The Cubs have officially signed Cuban outfielder Jorge Soler, according to Doug Padilla of ESPNChicago.com (via Twitter). General Manager Jed Hoyer says that Soler, 20, will start in the minors as a rightfielder with no timetable to come to Chicago, Padilla tweets.
The Cubs won the bidding for Soler with a nine-year deal worth roughly $30MM earlier this month. The two sides wound up cutting it close as Soler had until tomorrow at 11:59 p.m. to ink the deal with Chicago or lose approximately $27MM. Any international deal signed after Sunday can only be for a maximum of $2.9MM under the new rules.
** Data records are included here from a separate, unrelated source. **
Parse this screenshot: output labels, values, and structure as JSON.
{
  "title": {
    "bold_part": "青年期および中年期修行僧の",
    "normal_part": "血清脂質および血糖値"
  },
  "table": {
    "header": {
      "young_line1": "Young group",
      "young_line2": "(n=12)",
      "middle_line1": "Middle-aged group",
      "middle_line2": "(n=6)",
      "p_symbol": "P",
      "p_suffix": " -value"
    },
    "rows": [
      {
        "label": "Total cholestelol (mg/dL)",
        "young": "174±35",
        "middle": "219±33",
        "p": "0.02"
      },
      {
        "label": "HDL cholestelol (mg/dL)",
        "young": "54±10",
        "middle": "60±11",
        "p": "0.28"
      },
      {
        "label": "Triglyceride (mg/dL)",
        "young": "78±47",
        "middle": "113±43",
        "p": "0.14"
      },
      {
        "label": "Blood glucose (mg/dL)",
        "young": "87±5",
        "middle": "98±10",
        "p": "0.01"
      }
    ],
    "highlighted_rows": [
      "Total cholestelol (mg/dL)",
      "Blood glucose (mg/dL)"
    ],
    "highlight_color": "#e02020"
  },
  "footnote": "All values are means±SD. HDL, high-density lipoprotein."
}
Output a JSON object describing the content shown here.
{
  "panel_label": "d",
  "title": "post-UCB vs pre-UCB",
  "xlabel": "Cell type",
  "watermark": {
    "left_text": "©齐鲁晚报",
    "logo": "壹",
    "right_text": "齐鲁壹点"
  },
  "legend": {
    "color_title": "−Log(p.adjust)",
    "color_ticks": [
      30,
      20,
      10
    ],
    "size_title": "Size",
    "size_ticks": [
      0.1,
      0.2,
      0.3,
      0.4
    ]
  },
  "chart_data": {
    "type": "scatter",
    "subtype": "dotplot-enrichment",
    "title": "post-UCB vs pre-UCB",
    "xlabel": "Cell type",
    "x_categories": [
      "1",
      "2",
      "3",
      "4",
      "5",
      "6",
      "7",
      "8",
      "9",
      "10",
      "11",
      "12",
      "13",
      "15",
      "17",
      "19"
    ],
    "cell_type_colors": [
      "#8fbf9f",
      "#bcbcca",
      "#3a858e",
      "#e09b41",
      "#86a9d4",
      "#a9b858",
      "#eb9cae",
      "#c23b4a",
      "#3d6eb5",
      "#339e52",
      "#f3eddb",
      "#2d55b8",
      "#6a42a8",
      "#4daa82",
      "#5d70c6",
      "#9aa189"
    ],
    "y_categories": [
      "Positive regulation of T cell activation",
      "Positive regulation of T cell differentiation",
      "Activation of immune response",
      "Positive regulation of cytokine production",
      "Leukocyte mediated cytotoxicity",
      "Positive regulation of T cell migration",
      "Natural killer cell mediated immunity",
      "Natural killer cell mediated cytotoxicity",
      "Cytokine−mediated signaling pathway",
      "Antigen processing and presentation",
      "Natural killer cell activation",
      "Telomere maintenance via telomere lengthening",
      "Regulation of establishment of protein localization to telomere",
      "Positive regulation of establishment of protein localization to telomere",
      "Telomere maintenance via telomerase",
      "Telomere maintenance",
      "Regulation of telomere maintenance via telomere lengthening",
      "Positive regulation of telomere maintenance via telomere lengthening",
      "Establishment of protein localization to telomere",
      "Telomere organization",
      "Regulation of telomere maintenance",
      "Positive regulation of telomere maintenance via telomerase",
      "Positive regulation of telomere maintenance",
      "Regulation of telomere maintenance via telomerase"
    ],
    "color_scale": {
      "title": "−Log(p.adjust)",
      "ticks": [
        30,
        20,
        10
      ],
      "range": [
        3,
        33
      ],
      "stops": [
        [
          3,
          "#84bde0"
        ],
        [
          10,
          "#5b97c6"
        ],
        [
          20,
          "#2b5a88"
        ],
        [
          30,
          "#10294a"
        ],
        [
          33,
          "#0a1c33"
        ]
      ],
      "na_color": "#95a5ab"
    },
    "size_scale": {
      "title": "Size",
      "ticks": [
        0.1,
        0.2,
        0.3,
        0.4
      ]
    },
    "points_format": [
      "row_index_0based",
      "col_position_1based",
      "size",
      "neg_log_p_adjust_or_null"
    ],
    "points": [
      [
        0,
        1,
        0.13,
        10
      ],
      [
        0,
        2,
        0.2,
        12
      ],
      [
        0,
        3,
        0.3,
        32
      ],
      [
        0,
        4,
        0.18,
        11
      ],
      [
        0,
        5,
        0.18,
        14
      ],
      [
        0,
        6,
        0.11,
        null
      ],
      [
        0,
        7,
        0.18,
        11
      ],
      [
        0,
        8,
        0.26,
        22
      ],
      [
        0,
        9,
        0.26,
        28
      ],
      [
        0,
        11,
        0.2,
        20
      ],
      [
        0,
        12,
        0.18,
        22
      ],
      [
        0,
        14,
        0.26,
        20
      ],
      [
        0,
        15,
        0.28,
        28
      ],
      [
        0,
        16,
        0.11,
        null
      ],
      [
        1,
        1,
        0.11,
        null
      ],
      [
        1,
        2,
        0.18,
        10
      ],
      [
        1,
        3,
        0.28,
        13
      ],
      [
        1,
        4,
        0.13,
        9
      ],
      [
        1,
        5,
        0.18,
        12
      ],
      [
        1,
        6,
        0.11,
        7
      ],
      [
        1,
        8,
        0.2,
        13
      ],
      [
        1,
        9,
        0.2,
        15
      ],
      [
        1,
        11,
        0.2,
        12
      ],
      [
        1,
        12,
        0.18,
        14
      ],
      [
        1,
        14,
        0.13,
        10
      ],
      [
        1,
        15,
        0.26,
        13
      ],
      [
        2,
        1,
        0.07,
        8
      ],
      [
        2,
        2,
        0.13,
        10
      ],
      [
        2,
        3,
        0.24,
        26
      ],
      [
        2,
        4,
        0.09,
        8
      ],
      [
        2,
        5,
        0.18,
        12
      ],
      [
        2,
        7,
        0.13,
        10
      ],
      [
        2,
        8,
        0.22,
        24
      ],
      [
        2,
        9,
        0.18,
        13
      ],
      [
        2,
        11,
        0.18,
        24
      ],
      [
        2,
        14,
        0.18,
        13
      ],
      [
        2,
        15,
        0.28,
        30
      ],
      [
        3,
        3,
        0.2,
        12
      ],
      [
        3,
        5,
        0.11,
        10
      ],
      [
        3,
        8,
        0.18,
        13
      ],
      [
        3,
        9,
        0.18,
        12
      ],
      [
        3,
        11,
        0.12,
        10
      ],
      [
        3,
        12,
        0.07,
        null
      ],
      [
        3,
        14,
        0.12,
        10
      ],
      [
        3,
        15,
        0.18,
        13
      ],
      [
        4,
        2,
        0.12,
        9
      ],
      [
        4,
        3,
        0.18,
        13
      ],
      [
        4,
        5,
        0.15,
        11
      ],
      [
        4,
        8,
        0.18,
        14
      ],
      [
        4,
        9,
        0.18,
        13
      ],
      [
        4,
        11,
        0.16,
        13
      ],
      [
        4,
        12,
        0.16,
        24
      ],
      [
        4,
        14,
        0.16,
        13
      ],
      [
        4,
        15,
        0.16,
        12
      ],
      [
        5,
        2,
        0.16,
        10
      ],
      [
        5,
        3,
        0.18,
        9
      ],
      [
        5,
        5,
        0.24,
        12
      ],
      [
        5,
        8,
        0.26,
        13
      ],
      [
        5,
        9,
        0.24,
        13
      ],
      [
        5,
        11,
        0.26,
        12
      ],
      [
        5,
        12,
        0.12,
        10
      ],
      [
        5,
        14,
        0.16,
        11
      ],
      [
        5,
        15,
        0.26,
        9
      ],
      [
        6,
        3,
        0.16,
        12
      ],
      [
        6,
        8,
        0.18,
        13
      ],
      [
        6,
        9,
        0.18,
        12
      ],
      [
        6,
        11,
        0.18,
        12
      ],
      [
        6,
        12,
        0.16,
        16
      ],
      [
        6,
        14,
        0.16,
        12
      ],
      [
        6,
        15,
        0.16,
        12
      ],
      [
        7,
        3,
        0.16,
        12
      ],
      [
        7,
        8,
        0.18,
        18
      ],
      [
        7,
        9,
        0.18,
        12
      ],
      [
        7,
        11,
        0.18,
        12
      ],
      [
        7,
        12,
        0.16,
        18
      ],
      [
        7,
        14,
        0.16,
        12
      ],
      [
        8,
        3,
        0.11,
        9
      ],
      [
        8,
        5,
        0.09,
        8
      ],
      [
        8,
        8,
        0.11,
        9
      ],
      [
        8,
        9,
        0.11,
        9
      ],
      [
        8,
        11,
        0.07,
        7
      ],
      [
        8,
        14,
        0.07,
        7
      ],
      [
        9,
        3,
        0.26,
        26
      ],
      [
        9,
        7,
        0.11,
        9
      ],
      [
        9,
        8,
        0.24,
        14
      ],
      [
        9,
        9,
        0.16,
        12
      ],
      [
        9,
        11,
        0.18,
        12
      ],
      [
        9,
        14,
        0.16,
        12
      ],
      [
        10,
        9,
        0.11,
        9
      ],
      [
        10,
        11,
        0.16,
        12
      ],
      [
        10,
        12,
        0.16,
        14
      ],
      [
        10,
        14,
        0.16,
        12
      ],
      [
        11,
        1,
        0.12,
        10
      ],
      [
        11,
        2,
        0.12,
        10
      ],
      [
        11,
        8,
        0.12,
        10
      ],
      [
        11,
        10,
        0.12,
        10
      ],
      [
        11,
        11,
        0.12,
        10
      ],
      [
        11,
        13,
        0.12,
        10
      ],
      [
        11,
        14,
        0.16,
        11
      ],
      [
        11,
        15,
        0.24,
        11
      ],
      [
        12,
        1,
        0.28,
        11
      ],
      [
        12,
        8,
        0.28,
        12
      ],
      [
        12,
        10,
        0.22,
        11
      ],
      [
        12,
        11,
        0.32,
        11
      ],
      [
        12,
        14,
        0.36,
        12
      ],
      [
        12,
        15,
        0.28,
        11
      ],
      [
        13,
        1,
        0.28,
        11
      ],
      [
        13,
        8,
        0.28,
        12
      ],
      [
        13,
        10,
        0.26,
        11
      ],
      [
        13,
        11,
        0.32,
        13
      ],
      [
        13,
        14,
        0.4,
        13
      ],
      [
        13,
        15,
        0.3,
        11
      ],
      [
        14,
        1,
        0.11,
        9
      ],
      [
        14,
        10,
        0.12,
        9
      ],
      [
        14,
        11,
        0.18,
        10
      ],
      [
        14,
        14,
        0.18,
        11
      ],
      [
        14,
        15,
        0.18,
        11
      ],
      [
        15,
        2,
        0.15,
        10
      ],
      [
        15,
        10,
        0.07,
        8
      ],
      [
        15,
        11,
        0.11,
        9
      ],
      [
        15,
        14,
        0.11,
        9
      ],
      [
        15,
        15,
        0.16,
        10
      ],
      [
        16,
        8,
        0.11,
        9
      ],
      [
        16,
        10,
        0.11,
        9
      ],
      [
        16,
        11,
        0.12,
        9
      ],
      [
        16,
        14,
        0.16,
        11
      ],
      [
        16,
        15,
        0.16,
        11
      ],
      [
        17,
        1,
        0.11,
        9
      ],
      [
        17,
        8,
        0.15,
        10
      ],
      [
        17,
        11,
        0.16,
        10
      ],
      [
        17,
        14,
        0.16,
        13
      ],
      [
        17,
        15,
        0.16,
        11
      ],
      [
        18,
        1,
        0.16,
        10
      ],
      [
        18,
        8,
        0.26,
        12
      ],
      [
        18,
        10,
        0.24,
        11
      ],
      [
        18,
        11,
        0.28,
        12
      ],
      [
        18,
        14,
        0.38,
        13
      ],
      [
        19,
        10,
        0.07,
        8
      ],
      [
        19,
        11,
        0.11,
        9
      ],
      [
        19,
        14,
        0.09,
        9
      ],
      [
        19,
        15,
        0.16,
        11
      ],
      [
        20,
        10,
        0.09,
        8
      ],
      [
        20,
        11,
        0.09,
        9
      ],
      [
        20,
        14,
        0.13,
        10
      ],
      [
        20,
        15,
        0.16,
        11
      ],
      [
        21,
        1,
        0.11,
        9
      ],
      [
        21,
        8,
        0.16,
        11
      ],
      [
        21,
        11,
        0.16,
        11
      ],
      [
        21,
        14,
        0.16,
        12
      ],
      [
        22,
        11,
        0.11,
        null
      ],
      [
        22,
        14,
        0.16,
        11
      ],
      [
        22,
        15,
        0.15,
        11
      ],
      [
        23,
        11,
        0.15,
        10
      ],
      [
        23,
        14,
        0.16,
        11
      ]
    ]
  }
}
The Praver Shapiro Sports Management client also had interest from a number of other clubs, including the Phillies, Astros, Pirates, Indians, Red Sox, Yankees, and Blue Jays. Chicago can now add Soler to the 40-man roster after designating Randy Wells for assignment.
baseball52
Woo
cubsfanbudman
I don’t technically fully understand moves like “designated for assignment.” I get we sent Wells back to Triple A, but I don’t get why we had to make room for Soler on the 40 man roster. He’s not expected to come up to the big leagues in at least 2 years, couldn’t he have stayed off the 40 man roster and still be in the Cub’s system. If someone can clarify for me that would be great.
jwsox
More than likely it’s one of two things, 1 it’s written into his contract he has to be on the 40 man. Or 2 it’s to protect him from the rule 5 draft.
baseball52
You need to have a certain amount of service time without making the 40 man before you’re Rule 5 eligible. It’s in his contract.
leachim2
He signed a major league contract like draft picks used to. I think it means that they have to be in the majors with the signing team. Not sure
jwsox
I understand it’s a 9 yr deal, but I wonder the exact details. Like opt outs for arb, opt outs for free agency. Mandatory 25 man promotion dates stuff like that.
jb226 2
Don’t know about the rest but it was already reported he can opt out once he’s arbitration eligible.